Left: A neuron from the brain of a rat that exercised for two hours each day. Right: A neuron from the brain of a sedentary rat.

Left: A neuron from the brain of a rat that exercised for two hours each day.
Right: A neuron from the brain of a sedentary rat. Scientists saw greater branching in inactive versus active rats. (Image courtesy of Dr. Patrick Mueller)

Scientists discovered that inactivity makes brain cells grow, but not in a good way. In a study published in the Journal of Comparative Neurology, researchers found more neuronal branching in sedentary rats compared to active rats.
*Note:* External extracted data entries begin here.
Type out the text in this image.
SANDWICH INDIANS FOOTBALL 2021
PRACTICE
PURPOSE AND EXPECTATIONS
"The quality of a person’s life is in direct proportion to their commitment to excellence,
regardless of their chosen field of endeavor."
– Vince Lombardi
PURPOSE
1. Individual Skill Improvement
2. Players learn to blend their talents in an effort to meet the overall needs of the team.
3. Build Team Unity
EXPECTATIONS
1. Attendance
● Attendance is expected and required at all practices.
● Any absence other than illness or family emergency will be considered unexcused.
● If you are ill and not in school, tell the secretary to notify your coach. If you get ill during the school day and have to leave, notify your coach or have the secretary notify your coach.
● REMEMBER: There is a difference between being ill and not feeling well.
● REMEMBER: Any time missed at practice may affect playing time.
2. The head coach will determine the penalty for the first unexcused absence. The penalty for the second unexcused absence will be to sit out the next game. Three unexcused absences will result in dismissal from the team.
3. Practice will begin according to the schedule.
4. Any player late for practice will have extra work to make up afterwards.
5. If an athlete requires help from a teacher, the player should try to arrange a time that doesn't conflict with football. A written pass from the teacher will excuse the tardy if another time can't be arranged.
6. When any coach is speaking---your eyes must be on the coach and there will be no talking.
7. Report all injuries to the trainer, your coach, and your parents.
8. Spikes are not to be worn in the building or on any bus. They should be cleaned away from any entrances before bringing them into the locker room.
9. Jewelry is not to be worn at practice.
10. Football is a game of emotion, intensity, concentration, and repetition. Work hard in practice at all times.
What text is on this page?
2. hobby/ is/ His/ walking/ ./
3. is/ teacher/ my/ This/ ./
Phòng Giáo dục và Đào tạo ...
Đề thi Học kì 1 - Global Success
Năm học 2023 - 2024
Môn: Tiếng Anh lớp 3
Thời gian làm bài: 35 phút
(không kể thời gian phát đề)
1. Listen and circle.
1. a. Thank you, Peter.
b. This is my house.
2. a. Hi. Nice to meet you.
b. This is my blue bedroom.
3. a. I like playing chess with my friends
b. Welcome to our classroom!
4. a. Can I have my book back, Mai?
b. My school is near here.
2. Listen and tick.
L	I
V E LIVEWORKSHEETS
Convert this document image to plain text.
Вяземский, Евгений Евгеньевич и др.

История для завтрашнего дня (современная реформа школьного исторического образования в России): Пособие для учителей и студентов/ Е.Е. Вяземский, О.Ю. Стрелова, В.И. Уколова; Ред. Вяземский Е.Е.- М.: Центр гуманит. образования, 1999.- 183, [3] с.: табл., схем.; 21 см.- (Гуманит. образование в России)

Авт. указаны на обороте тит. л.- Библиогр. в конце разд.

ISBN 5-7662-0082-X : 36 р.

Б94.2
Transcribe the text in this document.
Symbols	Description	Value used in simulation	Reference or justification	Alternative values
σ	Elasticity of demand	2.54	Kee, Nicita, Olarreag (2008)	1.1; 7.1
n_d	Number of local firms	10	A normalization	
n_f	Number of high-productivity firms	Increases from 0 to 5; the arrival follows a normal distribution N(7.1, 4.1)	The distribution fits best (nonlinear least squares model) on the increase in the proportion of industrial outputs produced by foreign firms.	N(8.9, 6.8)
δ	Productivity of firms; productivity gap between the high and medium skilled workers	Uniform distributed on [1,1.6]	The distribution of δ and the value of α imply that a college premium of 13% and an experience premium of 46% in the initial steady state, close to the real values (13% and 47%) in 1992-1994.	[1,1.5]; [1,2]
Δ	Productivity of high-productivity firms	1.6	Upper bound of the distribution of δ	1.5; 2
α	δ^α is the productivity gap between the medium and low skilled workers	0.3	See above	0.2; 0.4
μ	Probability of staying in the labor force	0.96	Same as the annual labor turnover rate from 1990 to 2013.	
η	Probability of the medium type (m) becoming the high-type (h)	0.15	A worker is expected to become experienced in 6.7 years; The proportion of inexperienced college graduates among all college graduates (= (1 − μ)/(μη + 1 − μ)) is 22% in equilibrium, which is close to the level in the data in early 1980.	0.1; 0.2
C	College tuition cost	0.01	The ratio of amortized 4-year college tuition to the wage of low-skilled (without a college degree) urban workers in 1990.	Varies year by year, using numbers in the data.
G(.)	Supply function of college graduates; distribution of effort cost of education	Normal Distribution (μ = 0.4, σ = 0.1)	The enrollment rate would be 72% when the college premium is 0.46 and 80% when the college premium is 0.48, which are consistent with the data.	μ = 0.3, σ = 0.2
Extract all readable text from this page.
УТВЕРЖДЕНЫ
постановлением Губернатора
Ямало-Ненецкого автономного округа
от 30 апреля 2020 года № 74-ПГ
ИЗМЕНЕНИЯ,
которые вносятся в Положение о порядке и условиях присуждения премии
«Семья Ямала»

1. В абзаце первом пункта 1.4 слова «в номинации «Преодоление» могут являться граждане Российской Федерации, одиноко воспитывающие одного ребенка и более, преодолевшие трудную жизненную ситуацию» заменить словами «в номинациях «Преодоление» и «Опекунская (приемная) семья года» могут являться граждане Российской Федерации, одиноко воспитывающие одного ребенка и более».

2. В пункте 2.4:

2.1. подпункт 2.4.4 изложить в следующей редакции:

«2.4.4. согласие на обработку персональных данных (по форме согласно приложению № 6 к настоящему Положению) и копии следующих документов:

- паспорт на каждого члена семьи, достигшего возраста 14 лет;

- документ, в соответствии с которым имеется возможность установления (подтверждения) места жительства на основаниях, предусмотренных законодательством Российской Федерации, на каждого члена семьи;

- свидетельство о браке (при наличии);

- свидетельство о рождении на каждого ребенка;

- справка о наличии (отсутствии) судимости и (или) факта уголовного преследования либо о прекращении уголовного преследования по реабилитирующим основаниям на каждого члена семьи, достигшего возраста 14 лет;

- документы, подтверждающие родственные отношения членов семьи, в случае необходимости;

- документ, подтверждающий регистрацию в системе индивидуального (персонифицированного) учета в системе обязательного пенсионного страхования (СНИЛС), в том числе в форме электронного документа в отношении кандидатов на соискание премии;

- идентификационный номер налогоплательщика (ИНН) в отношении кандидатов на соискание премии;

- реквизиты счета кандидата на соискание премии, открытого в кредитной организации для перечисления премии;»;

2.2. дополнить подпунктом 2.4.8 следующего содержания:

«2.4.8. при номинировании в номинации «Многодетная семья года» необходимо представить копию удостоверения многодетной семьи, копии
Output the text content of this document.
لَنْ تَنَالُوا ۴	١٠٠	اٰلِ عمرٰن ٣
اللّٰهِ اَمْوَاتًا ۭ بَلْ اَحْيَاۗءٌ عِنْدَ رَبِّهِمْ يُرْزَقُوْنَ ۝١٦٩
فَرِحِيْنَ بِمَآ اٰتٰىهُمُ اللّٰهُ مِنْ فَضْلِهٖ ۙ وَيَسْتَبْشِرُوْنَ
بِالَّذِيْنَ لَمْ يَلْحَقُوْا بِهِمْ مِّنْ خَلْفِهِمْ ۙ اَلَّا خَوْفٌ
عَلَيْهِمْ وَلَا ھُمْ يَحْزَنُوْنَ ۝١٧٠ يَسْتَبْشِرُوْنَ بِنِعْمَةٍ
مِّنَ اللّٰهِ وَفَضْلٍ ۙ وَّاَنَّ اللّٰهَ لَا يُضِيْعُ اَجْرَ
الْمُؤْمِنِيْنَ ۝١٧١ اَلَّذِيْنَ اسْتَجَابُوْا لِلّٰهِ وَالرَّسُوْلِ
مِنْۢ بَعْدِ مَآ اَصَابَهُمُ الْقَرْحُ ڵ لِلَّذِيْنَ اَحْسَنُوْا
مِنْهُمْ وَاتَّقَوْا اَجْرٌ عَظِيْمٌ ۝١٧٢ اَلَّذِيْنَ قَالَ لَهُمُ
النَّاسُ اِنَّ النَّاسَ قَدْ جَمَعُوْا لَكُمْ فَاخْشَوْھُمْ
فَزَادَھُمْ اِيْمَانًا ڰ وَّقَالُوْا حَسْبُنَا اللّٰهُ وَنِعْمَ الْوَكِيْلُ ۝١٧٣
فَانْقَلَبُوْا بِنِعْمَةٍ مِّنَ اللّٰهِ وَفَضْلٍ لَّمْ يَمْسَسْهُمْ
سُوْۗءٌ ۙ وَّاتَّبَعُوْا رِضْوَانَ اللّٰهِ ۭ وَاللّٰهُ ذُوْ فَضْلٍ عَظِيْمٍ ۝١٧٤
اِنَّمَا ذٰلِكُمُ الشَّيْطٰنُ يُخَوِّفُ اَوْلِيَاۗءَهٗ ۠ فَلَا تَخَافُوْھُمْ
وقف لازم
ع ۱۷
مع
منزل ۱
The growth occurred in a region of the brain that controls blood pressure, leading the scientists to hypothesize that these changes may be part of the reason inactivity is linked to an increased risk of heart disease.

Using Neurolucida to reconstruct neurons in 3D, the scientists at Dr. Patrick Mueller’s lab at Wayne State University School of Medicine, in Detroit, saw structural differences between the brains of active and inactive rats.

Focusing on the rostral ventrolateral medulla (RVLM) – an area that controls several critical biological processes that rats as well as humans do unconsciously, like swallowing, breathing, and regulating blood pressure, the scientists saw longer dendrites, more dendritic branching, and more intersections with other neurons in sedentary rats.